Sunday, May 29, 2011

A set of organic ideas diverse and individual form core of a new group show

Twelve Gates Art Gallery based in Philadelphia presents 'Organics', a group show of works inspired by a set of organic ideas diverse and individual at the core as the six South Asian artists, including Amina Ahmed, Delna Dastur, Ina Kaur, Antonio Puri, Gurpran Rau and Nitin Mukul.

The idea is to highlight the multifariousness of the organic art genre by collating organic works, which have different inspirations and origins – placed within the realm of the social and personal identity of the South Asian American art.

Among the participating artists, Nitin Mukul’s art pieces have been reviewed in The New York Times, Art India magazine, Asian Art News etc. A major theme in his art is juxtaposition. He effectively contrasts ‘elements of both the terrestrial and urban’ and employs forms that ‘refer to the worlds constituted by both the biological and social’. His work makes use of a range of media like painting, video, installation and set design.

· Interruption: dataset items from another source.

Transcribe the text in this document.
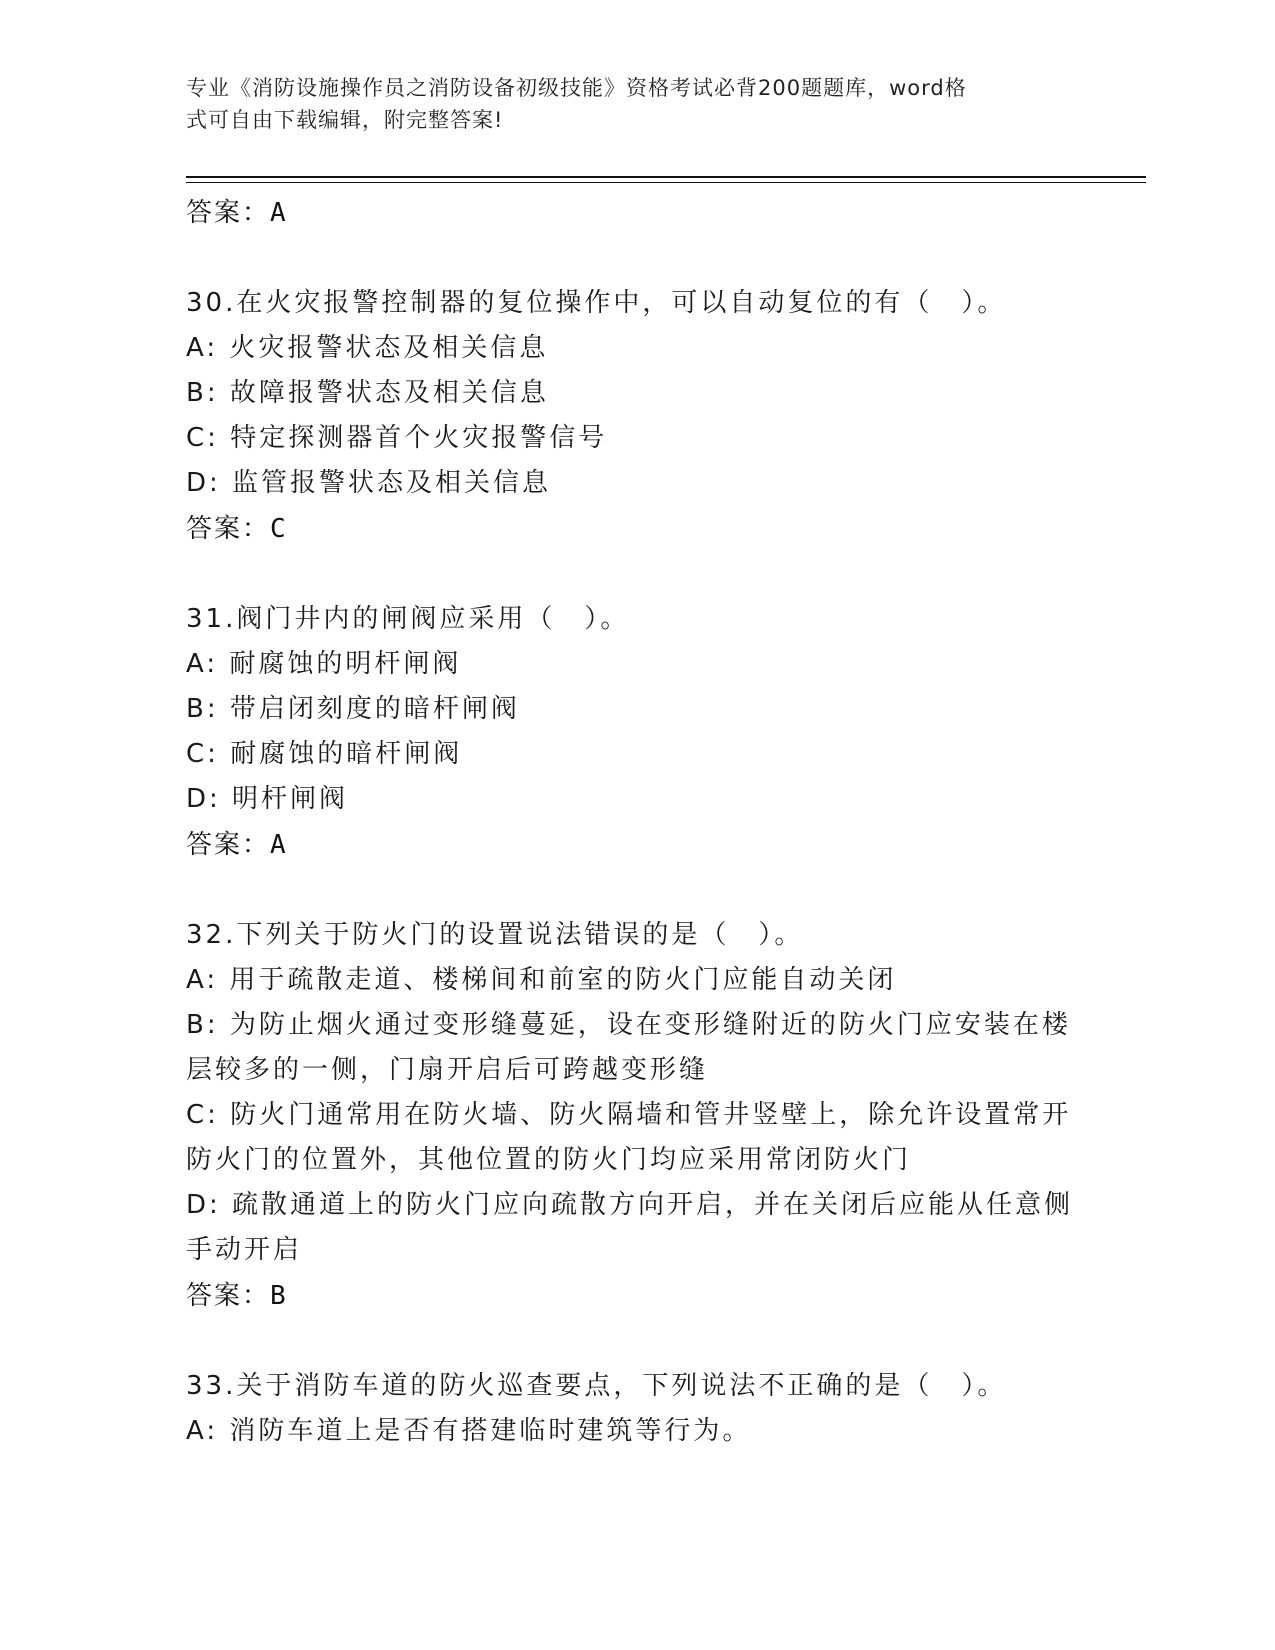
专业《消防设施操作员之消防设备初级技能》资格考试必背200题题库，word格
式可自由下载编辑，附完整答案!
答案：A
30.在火灾报警控制器的复位操作中，可以自动复位的有（　）。
A: 火灾报警状态及相关信息
B: 故障报警状态及相关信息
C: 特定探测器首个火灾报警信号
D: 监管报警状态及相关信息
答案：C
31.阀门井内的闸阀应采用（　）。
A: 耐腐蚀的明杆闸阀
B: 带启闭刻度的暗杆闸阀
C: 耐腐蚀的暗杆闸阀
D: 明杆闸阀
答案：A
32.下列关于防火门的设置说法错误的是（　）。
A: 用于疏散走道、楼梯间和前室的防火门应能自动关闭
B: 为防止烟火通过变形缝蔓延，设在变形缝附近的防火门应安装在楼层较多的一侧，门扇开启后可跨越变形缝
C: 防火门通常用在防火墙、防火隔墙和管井竖壁上，除允许设置常开防火门的位置外，其他位置的防火门均应采用常闭防火门
D: 疏散通道上的防火门应向疏散方向开启，并在关闭后应能从任意侧手动开启
答案：B
33.关于消防车道的防火巡查要点，下列说法不正确的是（　）。
A: 消防车道上是否有搭建临时建筑等行为。
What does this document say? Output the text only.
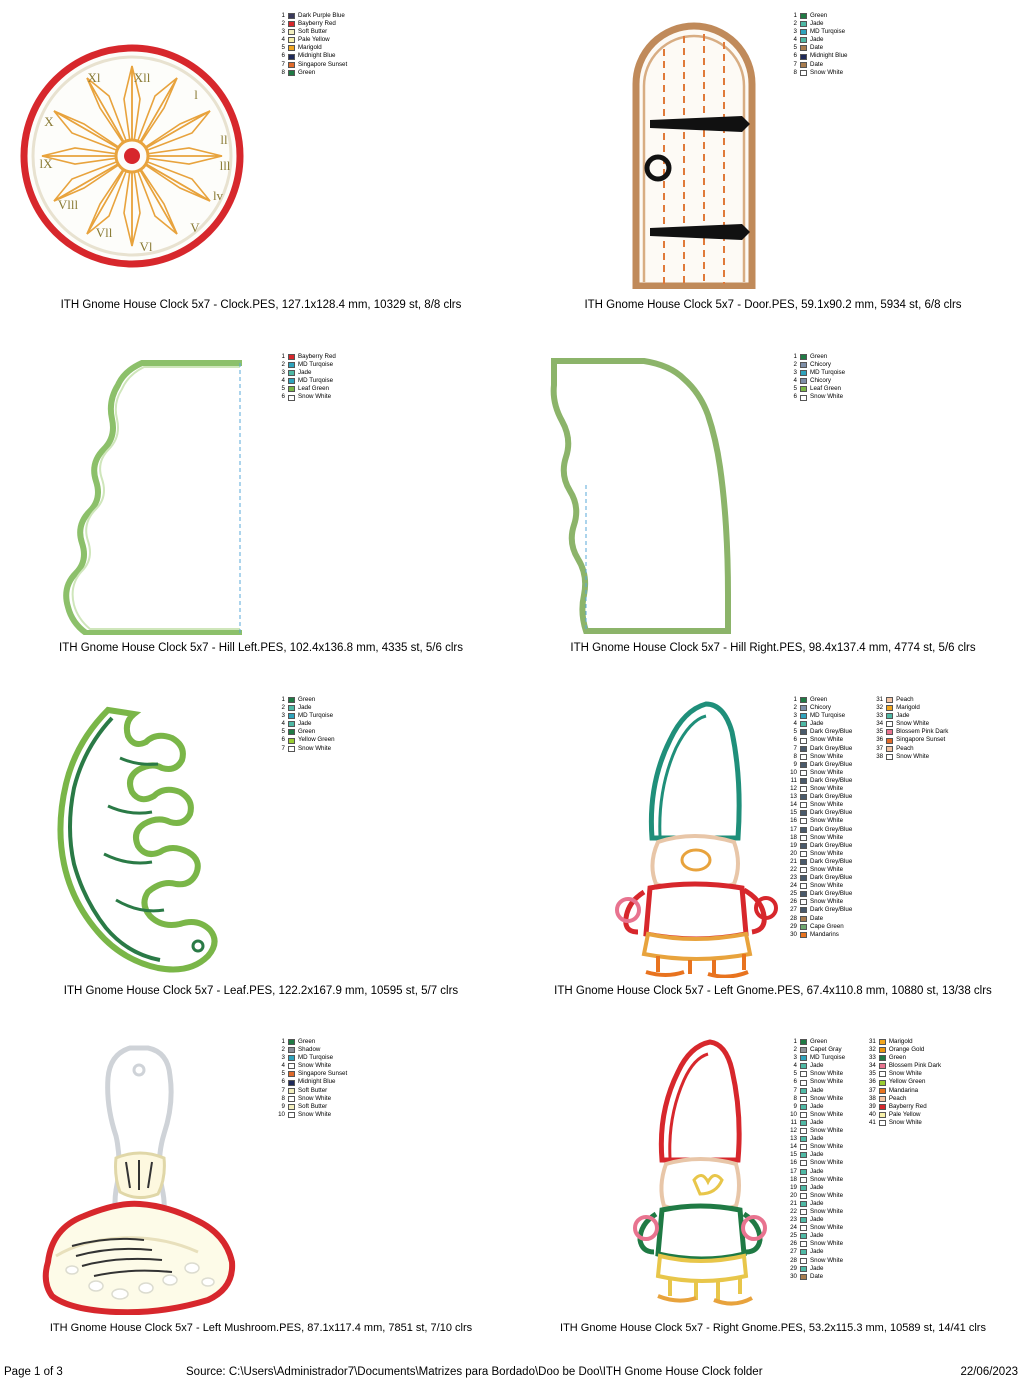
Xll
l
ll
lll
lv
V
Vl
Vll
Vlll
lX
X
Xl
1 Dark Purple Blue
2 Bayberry Red
3 Soft Butter
4 Pale Yellow
5 Marigold
6 Midnight Blue
7 Singapore Sunset
8 Green
ITH Gnome House Clock 5x7 - Clock.PES, 127.1x128.4 mm, 10329 st, 8/8 clrs
1 Green
2 Jade
3 MD Turqoise
4 Jade
5 Date
6 Midnight Blue
7 Date
8 Snow White
ITH Gnome House Clock 5x7 - Door.PES, 59.1x90.2 mm, 5934 st, 6/8 clrs
1 Bayberry Red
2 MD Turqoise
3 Jade
4 MD Turqoise
5 Leaf Green
6 Snow White
ITH Gnome House Clock 5x7 - Hill Left.PES, 102.4x136.8 mm, 4335 st, 5/6 clrs
1 Green
2 Chicory
3 MD Turqoise
4 Chicory
5 Leaf Green
6 Snow White
ITH Gnome House Clock 5x7 - Hill Right.PES, 98.4x137.4 mm, 4774 st, 5/6 clrs
1 Green
2 Jade
3 MD Turqoise
4 Jade
5 Green
6 Yellow Green
7 Snow White
ITH Gnome House Clock 5x7 - Leaf.PES, 122.2x167.9 mm, 10595 st, 5/7 clrs
1 Green
2 Chicory
3 MD Turqoise
4 Jade
5 Dark Grey/Blue
6 Snow White
7 Dark Grey/Blue
8 Snow White
9 Dark Grey/Blue
10 Snow White
11 Dark Grey/Blue
12 Snow White
13 Dark Grey/Blue
14 Snow White
15 Dark Grey/Blue
16 Snow White
17 Dark Grey/Blue
18 Snow White
19 Dark Grey/Blue
20 Snow White
21 Dark Grey/Blue
22 Snow White
23 Dark Grey/Blue
24 Snow White
25 Dark Grey/Blue
26 Snow White
27 Dark Grey/Blue
28 Date
29 Cape Green
30 Mandarins

31 Peach
32 Marigold
33 Jade
34 Snow White
35 Blossem Pink Dark
36 Singapore Sunset
37 Peach
38 Snow White
ITH Gnome House Clock 5x7 - Left Gnome.PES, 67.4x110.8 mm, 10880 st, 13/38 clrs
1 Green
2 Shadow
3 MD Turqoise
4 Snow White
5 Singapore Sunset
6 Midnight Blue
7 Soft Butter
8 Snow White
9 Soft Butter
10 Snow White
ITH Gnome House Clock 5x7 - Left Mushroom.PES, 87.1x117.4 mm, 7851 st, 7/10 clrs
1 Green
2 Capet Gray
3 MD Turqoise
4 Jade
5 Snow White
6 Snow White
7 Jade
8 Snow White
9 Jade
10 Snow White
11 Jade
12 Snow White
13 Jade
14 Snow White
15 Jade
16 Snow White
17 Jade
18 Snow White
19 Jade
20 Snow White
21 Jade
22 Snow White
23 Jade
24 Snow White
25 Jade
26 Snow White
27 Jade
28 Snow White
29 Jade
30 Date

31 Marigold
32 Orange Gold
33 Green
34 Blossem Pink Dark
35 Snow White
36 Yellow Green
37 Mandarina
38 Peach
39 Bayberry Red
40 Pale Yellow
41 Snow White
ITH Gnome House Clock 5x7 - Right Gnome.PES, 53.2x115.3 mm, 10589 st, 14/41 clrs
Page 1 of 3	Source: C:\Users\Administrador7\Documents\Matrizes para Bordado\Doo be Doo\ITH Gnome House Clock folder	22/06/2023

Recently he curated art shows for Aicon and Religare Arts Initiative in New York and Delhi, respectively. His work was recently showed at India Art Summit, Scope Art Fair in Basel and Art Dubai. Antonio Puri also has exhibited extensively at different key venues across the world. He has won several residencies, and regularly curates the Art4Barter program, an ‘organic’ idea in itself.

Antonio Puri’s work is as complex as the core idea behind them, employing layers of veneers, glazes, and varnishes that adequately reflect the ‘emotions, transgressions, obsession, singularity and enigma’ of his practice. A San Francisco based artist, Gurpran Rau, studied at New Delhi Polytechnic, La Sorbonne in Paris, Purdue University and The École Nationale Supérieure des Beaux-arts, Paris.

‘Organics’ features a selection of her organic mixed-media work. She draws her inspiration from the ‘structure, patterns and repetition in nature’ and how we are made up of similar repeating structures in the ‘mapping and coding of invisible information stored within our bodies’, as an accompanying note states.